Created attachment 257477 [details] syslog before and after suspend
Attached log file. I've used static IP address now, and the bug is worse - traffic is not working at all. I do not understand how dhcpcd is fixing it, but starting it afterwards fixed traffic again.
I can't see anything related to the dhcp ok your syslog. Weird. I'll ask tracing with -e iwlwifi -e iwlwifi_data. I have to inform you that this will show ask the data in plaintext.
Yeah, in this log I'm using static IP, and the traffic is not working. Trying now udhcpc client
Can you try also with power_scheme=1 passed as a module parameter to iwlmvm? Please add this as an option in iwlwifi.conf.

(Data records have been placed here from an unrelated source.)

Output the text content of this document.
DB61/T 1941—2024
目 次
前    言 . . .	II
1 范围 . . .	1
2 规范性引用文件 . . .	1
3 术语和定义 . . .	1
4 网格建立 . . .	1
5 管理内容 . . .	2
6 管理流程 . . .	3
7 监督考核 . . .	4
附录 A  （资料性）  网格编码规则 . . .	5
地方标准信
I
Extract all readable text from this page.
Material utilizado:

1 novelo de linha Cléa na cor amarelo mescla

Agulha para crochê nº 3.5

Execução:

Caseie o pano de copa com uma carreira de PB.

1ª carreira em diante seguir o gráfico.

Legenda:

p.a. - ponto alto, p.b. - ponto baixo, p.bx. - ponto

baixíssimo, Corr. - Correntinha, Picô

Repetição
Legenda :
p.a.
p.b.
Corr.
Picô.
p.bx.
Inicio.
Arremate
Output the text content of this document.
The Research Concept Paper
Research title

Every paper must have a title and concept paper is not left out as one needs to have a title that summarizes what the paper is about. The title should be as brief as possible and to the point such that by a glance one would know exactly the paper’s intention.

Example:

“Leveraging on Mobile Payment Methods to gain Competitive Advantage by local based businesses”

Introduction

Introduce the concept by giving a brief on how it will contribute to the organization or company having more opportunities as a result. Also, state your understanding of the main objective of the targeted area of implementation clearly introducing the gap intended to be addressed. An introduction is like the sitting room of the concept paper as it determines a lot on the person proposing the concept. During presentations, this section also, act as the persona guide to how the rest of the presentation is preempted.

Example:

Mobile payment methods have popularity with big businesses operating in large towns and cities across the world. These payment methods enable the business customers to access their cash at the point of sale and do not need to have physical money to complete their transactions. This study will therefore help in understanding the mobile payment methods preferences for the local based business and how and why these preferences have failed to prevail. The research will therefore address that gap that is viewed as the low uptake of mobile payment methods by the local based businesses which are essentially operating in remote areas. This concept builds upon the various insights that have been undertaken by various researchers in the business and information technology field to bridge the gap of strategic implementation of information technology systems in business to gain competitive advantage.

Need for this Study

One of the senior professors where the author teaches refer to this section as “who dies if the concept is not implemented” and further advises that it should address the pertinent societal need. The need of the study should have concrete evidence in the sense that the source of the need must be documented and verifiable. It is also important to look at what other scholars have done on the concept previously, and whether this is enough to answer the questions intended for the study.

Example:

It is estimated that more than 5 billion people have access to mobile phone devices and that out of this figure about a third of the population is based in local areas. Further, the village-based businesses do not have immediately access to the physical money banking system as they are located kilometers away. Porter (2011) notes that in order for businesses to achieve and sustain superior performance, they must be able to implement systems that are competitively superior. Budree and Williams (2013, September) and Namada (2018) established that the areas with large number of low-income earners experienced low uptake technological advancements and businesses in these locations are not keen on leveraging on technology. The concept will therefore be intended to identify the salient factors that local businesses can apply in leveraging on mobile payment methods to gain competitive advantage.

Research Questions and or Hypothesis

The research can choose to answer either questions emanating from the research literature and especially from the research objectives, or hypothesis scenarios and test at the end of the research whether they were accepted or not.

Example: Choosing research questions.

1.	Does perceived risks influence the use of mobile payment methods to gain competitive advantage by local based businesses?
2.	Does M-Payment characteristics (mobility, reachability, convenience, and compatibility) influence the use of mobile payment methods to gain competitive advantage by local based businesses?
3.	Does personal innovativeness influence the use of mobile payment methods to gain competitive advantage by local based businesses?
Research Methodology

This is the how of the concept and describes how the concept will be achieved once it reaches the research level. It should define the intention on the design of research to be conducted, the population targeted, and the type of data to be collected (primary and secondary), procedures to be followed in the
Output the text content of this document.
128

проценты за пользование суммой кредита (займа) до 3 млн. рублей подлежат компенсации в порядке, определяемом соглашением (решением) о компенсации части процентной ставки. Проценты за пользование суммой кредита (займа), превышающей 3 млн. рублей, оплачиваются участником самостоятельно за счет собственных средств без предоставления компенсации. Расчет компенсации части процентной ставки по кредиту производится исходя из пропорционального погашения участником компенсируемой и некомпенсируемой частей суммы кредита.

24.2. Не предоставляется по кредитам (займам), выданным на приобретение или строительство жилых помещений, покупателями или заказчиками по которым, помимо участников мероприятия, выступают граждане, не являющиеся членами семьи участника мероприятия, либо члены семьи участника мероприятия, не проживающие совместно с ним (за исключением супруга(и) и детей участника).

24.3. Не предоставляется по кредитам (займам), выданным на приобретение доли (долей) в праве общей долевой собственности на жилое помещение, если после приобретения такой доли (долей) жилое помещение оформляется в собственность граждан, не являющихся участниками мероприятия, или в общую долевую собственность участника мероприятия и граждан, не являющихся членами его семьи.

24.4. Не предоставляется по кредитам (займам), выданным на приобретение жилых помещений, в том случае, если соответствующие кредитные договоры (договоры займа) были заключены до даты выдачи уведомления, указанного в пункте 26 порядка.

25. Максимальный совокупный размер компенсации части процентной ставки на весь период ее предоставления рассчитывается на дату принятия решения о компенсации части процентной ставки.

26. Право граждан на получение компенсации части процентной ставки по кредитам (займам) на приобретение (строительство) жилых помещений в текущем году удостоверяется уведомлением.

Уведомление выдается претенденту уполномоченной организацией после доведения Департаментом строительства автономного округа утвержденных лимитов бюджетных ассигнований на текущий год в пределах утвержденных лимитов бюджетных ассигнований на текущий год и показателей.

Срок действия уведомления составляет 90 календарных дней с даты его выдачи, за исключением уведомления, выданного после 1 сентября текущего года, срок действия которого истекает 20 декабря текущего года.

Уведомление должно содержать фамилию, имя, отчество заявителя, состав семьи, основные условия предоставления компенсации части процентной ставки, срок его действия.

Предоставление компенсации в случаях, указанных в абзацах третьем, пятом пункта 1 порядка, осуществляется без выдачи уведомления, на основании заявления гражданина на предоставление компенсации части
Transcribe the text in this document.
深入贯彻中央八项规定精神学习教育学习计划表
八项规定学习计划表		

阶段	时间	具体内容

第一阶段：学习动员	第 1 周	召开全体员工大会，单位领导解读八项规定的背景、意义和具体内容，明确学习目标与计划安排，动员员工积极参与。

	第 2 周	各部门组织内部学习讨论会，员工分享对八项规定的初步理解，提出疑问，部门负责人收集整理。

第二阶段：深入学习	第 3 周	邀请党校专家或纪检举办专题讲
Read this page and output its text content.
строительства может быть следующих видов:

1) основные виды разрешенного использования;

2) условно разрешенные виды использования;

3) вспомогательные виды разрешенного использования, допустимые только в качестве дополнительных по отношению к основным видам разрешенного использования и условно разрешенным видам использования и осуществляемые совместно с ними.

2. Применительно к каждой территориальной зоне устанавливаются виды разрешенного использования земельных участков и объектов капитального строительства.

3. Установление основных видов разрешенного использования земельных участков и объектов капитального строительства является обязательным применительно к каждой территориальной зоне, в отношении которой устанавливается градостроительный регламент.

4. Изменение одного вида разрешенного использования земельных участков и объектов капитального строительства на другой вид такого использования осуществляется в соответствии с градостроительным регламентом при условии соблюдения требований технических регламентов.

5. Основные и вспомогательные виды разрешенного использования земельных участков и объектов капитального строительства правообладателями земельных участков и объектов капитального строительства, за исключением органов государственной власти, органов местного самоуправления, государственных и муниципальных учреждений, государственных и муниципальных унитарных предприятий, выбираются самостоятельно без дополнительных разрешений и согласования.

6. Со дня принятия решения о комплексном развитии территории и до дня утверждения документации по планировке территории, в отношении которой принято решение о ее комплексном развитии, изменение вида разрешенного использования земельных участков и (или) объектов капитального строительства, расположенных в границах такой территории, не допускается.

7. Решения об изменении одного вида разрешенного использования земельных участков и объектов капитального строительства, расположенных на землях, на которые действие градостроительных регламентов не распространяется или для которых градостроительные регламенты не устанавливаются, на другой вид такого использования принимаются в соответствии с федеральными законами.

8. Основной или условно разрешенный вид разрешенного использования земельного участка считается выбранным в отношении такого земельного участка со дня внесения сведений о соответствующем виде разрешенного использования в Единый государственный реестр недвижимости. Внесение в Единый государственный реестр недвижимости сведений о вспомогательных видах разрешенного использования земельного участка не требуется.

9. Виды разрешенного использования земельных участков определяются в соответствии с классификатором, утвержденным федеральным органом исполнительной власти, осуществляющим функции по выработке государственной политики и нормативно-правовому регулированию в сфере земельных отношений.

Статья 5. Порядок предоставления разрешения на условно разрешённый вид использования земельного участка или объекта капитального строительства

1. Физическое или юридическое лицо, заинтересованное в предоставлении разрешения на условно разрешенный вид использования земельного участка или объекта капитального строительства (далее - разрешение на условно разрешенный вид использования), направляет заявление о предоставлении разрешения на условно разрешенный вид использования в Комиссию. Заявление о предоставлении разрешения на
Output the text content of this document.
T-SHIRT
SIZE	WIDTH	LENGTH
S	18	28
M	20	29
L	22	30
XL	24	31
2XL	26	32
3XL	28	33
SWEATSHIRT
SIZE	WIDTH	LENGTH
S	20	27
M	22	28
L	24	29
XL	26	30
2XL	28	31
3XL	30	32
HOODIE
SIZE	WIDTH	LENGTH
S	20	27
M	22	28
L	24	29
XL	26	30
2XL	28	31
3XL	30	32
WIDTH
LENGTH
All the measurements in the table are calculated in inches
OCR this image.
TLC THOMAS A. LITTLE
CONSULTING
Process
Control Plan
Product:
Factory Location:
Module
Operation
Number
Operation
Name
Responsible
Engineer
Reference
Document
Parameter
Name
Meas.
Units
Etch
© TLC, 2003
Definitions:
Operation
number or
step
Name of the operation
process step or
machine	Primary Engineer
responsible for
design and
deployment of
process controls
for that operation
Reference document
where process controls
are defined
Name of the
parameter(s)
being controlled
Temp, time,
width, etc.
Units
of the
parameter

I found the cause - it's preassoc_mac_addr=2 in wpa_supplicant.conf. When it's disabled - no problem
I'm not sure where this iwlwifi.conf should be placed - I'm on Gentoo, and there is no such flag. Can I just pass iwlmvm.power_scheme=1 on kernel cmdline?
Tried to reboot with iwlmvm.power_scheme=1 and preassoc_mac_addr=2 - same result, no address. So it's definitely a cause. But it worked in 4.11...
Please check the firmware version in both kernel. We print the firmware version when iwlwifi loads.
They're the same: yar@thinkpad ~ $ sudo journalctl -b | egrep "(Linux version|iwlwifi.*firmware version)" июл 13 18:36:15 thinkpad.lan kernel: Linux version 4.12.0-gentoo (root@thinkpad.lan) (gcc version 5.4.0 (Gentoo 5.4.0-r3 p1.3, pie-0.6.5) ) #6 SMP PREEMPT Thu Jul 13 02:48:16 MSK 2017 июл 13 18:36:16 thinkpad.lan kernel: iwlwifi 0000:04:00.0: loaded firmware version 27.455470.0 op_mode iwlmvm yar@thinkpad ~ $ sudo journalctl -b -1 | egrep "(Linux version|iwlwifi.*firmware version)" июл 13 18:35:24 thinkpad.lan kernel: Linux version 4.11.6-gentoo (root@thinkpad.lan) (gcc version 5.4.0 (Gentoo 5.4.0 p1.0, pie-0.6.5) ) #1 SMP PREEMPT Fri Jun 23 18:40:50 MSK 2017 июл 13 18:35:25 thinkpad.lan kernel: iwlwifi 0000:04:00.0: loaded firmware version 27.455470.0 op_mode iwlmvm
All right, I'll take a look at the diff in the driver a bit later.
I can't have access to my source code right now... It'll have to wait until Sunday... What you can do in the meantime is to try our backport tree on 4.11 (it won't work on 4.12) and check what happens. If you can repro the bug there, then it'll super easy to bisect. The tree is here: https://git.kernel.org/pub/scm/linux/kernel/git/iwlwifi/backport-iwlwifi.git/
Created attachment 257479 [details] New error I've tried to use 4.11.6 with iwlwifi-backport (master branch), but found another error
Ok - that's embarrassing :) This seems to be happening after another firmware crash, no? iwlwifi 0000:04:00.0: Firmware error during reconfiguration - reprobe! This happens when we have a firmware crash while recovering from another crash. I guess I can fix this crash, but I'd prefer to see the first problem first. Does this happen all the time?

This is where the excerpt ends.